The Ward Member had considered the Woodville Road Park’s security with the ASB Officer and residents to find the best solution. The park was the first on entry to the town; it was a lovely facility, a gateway to Boston and he was proud of it. It was essential to fence it, as close to the road as possible, and provide CCTV provided. They had a duty to keep it safe and keep the park beautiful. A fence would also prevent children from running out into the road. Anything could be forced open, but it could be made as difficult as possible. They had to prevent this happening again.

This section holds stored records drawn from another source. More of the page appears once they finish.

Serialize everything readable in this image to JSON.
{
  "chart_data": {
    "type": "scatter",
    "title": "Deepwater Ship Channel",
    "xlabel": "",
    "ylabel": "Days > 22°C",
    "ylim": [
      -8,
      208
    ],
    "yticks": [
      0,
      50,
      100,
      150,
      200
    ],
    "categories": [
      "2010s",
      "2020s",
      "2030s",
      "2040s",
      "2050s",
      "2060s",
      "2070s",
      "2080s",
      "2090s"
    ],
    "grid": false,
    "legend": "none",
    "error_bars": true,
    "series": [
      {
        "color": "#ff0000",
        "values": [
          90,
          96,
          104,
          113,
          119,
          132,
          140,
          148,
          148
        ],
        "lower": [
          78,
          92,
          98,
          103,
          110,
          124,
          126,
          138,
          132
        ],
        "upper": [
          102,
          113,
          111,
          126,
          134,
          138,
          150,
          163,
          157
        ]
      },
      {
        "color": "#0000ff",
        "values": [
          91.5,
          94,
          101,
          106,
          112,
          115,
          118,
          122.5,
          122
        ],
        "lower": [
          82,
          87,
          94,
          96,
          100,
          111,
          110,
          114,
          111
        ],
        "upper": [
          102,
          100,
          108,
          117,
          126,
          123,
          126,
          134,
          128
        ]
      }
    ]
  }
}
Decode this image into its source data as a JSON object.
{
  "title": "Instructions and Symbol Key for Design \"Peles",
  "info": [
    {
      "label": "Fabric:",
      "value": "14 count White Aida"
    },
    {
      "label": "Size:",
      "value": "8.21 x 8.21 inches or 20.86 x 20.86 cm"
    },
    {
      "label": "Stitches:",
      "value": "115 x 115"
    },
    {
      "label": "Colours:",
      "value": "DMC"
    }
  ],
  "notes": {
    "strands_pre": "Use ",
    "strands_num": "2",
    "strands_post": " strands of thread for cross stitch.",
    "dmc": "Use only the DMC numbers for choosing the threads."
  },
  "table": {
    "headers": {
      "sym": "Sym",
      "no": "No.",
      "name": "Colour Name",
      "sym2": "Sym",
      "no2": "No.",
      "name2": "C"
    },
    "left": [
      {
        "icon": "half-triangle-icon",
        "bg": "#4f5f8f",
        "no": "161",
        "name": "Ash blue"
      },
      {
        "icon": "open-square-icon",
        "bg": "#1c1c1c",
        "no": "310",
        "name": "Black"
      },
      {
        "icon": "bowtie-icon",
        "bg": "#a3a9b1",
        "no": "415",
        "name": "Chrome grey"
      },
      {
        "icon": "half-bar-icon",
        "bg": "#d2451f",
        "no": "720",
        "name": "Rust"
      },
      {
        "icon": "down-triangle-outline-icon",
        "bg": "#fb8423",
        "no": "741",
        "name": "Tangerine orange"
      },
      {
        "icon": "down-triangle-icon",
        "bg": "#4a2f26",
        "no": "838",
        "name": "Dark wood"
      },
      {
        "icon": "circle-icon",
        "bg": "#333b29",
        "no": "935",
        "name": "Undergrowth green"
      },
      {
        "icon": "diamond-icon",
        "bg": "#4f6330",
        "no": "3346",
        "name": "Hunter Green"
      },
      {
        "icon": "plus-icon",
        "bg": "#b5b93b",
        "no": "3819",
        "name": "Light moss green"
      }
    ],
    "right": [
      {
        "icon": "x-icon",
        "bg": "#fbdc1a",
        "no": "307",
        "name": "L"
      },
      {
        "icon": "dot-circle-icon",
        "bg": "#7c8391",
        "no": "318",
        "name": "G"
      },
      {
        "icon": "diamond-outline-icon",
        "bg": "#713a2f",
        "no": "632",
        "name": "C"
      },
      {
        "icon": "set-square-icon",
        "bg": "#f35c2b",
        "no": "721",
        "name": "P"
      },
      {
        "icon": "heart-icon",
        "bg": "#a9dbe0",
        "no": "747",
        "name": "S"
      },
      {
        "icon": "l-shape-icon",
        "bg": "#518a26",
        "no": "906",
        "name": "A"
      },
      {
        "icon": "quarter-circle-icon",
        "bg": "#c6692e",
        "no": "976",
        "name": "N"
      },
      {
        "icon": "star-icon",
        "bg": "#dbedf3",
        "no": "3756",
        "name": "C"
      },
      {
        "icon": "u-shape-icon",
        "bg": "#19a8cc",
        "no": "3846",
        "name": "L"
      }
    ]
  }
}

The Ward Member added that he and residents had phoned the Council on the morning, but there had been a delay getting the information through to the ASB Officer.  The receptionists had not known how to get hold of officers and there was only one on duty, which was disappointing, as it warranted quick action.


In response, the Community Safety Manager explained that he had been on leave the day the travellers arrived, that Boston only had one ASB Officer and one part-time officer who did not work on Fridays.  The customer services team did have mobile contact numbers for them, but the ASB Officer had been on his lunch.  Immediately on his return, the ASB Officer began proceedings, pulling together 29 legal notices and securing police support in order to serve them, taking just over an hour, which was commendable.


A Member noted that the court process had been relatively quick and pointed out that there was provision for travellers; it was set out in the Local Plan for Boston and South Holland.  The majority of sites were in South Holland, but some were on the border with Boston. Therefore, the Council had provided what was required and, in fact, the Local Plan would not have gained approval if it had not.


Other suggestions made by Members were to consider the provision of an ASB Officer for BTAC and a process for reacting immediately if someone broke through an open space’s fence.


RESOLVED: That BTAC provides £19,470 to fund the protection of Woodville Road recreation ground with a galvanised steel fence, similar to that already in place around the play area.